Tuesday, April 3, 2018

1 Corinthians 15:51-58 All We Know That Isn't So


Observation: At least two decades before the first Gospel account was written down, Paul writes to the Corinthians about a great mystery, which strikes at the heart of Easter. Not only was Jesus raised from the dead, but we will be, too. Our bodies will not be perishable, or subject to the decay and illness that we know from our current life, but they will be bodies in some meaningful sense of the word, and ultimately we will live here, not on some other spiritual plane. 

Application: I once asked a class full of confirmation students to draw what they believe they will look like after their death. The answers were as varied as the number of students, from crime-fighting ninja ghost, to motionless corpse, to the more "conventional" angel with a harp on a cloud. These were mostly lifelong Christians, who sang hymns of praise every Easter, who shouted "Christ is Risen Indeed!" on an annual basis. 

It's not just young people. It's Christians of all ages. Our views of what happens to us after we die are widely varied, and even our internalized view of what "the Bible says" is kind of all over the place. Where it all comes from is a much longer story. There's some Greek philosophy in there, some inter-religious dialogue, some ancient Christian disagreements, a good helping of pop culture...it's quite a stew. But the consensus view seems to gather around leaving our mortal bodies behind, and having our consciousness or our "soul" ascend to some other far-away heavenly dimension, to be reunited with loved ones and with Jesus forever. 

My Easter challenge to you, dear reader is this: let's pretend you've never heard of any of that. It's hard, I know, but pretend you're a blank slate. Now, read the entire chapter of 1 Corinthians 15. You may find that what "the Bible says", at least here, is a little different from what we think it says.

To borrow a phrase from Ronald Reagan (this is not a political endorsement), the problem is not that we don't know anything about the resurrection. It's just that we know so much that isn't so. The trouble with the witness of death and resurrection in the New Testament is not so much that it isn't coherent. The trouble is the coherent picture it paints is a pretty wild story. And it ends right back here, on planet earth, which for many of us is a bit of a scandal. 

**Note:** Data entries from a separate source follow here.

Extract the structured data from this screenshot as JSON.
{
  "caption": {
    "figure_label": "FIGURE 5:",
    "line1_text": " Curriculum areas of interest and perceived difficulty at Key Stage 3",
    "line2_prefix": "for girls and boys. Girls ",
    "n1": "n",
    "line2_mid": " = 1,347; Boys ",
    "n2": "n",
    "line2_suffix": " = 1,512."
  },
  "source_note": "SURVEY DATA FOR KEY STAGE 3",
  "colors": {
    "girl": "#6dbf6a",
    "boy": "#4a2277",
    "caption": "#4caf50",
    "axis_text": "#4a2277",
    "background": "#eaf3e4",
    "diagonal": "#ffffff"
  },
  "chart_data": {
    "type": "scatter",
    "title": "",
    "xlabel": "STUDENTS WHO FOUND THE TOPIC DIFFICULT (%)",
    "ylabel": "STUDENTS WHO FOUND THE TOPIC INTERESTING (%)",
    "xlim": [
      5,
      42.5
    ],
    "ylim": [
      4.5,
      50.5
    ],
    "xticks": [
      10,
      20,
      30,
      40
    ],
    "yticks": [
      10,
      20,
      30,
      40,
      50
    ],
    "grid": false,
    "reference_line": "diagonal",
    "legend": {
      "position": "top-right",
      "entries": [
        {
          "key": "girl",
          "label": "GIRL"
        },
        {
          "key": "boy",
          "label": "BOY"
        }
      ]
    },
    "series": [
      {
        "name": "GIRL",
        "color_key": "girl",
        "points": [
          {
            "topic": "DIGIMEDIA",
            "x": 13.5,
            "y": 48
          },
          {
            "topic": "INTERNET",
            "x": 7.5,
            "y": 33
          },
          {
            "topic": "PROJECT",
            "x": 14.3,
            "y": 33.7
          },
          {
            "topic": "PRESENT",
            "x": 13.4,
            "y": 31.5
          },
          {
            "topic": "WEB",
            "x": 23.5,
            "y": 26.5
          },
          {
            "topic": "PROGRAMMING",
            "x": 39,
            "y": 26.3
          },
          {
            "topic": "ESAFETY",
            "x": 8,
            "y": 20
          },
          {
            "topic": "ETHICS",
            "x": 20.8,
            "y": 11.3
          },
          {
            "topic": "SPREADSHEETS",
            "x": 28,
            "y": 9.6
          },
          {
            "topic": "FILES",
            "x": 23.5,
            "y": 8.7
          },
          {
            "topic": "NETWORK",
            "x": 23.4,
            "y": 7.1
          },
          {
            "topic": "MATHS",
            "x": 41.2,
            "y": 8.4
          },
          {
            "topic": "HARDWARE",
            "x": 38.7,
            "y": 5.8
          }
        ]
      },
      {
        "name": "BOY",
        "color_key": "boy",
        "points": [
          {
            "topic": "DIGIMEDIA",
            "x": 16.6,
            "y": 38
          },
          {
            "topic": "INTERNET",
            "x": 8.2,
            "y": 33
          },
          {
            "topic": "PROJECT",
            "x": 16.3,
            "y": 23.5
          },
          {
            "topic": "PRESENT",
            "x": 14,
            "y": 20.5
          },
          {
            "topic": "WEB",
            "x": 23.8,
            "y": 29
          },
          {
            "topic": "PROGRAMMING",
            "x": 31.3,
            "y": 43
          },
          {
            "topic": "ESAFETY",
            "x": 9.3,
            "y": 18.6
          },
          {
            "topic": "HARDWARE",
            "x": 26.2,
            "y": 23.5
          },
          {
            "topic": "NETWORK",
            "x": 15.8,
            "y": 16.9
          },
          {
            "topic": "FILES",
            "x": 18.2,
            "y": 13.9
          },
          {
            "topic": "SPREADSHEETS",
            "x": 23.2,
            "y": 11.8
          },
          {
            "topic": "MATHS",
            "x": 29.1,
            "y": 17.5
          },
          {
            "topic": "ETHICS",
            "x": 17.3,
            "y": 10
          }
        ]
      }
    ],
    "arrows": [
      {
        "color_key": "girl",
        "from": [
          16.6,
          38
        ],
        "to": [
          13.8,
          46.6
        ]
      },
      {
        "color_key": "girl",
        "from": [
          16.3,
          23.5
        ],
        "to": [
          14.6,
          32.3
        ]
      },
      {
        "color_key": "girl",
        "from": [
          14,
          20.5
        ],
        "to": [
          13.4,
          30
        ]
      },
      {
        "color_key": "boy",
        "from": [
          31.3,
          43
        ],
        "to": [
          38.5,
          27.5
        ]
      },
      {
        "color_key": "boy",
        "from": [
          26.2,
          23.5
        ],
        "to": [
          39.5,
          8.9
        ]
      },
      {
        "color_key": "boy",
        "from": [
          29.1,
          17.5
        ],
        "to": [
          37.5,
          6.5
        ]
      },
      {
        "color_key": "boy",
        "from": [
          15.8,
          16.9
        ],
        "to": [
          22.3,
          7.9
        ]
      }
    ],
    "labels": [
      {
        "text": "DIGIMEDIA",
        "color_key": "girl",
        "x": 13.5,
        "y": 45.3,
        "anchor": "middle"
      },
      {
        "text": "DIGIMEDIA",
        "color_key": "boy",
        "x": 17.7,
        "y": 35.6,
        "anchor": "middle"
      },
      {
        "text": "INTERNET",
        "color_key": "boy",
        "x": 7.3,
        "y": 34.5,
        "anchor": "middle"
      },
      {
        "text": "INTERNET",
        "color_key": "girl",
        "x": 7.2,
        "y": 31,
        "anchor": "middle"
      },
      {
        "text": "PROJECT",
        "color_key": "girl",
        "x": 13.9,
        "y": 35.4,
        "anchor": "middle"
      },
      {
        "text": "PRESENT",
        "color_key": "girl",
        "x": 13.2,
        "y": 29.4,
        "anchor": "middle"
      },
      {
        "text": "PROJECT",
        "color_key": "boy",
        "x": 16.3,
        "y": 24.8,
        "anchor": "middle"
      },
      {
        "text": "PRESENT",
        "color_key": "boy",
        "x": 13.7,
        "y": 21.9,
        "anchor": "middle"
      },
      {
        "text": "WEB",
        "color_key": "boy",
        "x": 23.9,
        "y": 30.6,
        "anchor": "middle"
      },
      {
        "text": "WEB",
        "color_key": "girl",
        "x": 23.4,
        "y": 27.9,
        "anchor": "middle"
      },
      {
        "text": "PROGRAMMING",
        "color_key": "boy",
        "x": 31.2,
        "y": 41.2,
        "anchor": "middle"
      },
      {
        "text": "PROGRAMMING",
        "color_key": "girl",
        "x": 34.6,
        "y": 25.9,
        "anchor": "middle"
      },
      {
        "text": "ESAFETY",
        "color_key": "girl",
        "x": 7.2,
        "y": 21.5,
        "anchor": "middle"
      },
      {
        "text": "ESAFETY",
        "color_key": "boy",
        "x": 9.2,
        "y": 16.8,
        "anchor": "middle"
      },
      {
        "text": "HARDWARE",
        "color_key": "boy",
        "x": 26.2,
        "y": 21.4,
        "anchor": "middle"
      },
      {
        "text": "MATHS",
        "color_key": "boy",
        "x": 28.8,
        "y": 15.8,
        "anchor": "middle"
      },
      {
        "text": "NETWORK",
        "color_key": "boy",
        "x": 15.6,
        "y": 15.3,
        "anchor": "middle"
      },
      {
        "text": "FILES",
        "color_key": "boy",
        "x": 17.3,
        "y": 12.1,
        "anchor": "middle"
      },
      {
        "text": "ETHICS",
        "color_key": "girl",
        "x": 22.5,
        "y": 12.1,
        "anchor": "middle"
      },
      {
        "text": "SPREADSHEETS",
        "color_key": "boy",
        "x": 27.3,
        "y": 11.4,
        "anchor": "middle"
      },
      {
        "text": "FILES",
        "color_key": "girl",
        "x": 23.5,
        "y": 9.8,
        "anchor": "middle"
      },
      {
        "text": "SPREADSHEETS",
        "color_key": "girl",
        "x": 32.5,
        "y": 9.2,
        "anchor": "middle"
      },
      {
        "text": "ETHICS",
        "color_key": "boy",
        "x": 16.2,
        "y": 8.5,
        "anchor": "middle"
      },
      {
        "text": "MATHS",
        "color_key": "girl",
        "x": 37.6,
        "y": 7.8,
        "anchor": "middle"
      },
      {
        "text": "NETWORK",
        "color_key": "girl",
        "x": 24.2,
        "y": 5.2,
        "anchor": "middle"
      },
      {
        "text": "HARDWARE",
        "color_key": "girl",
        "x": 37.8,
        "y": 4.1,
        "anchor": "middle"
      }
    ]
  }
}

At its heart, the resurrection is a mystery. Even Paul says so. We do know that in a very radical way, we'll be changed. And that the change that happened to Jesus 2,000 years ago is relevant to that change. Paul holds very tightly to the idea that some day, what happened to him will happen to us--all of us, at the same time. Christians differ on what will be our state of consciousness, or existence, in the mean time. But the resurrection wasn't a one-off freak accident of God's grace. It is the blueprint: the mold for our ultimate destiny. 

Prayer: Jesus, your resurrection is a mystery. Help me be humble in approaching it, and remind me that what it really is, and how we will experience it first hand, is known only to you. Give me enough trust to proclaim it, to embrace it, and to leave the details to your Holy Spirit. In your name I pray. Amen.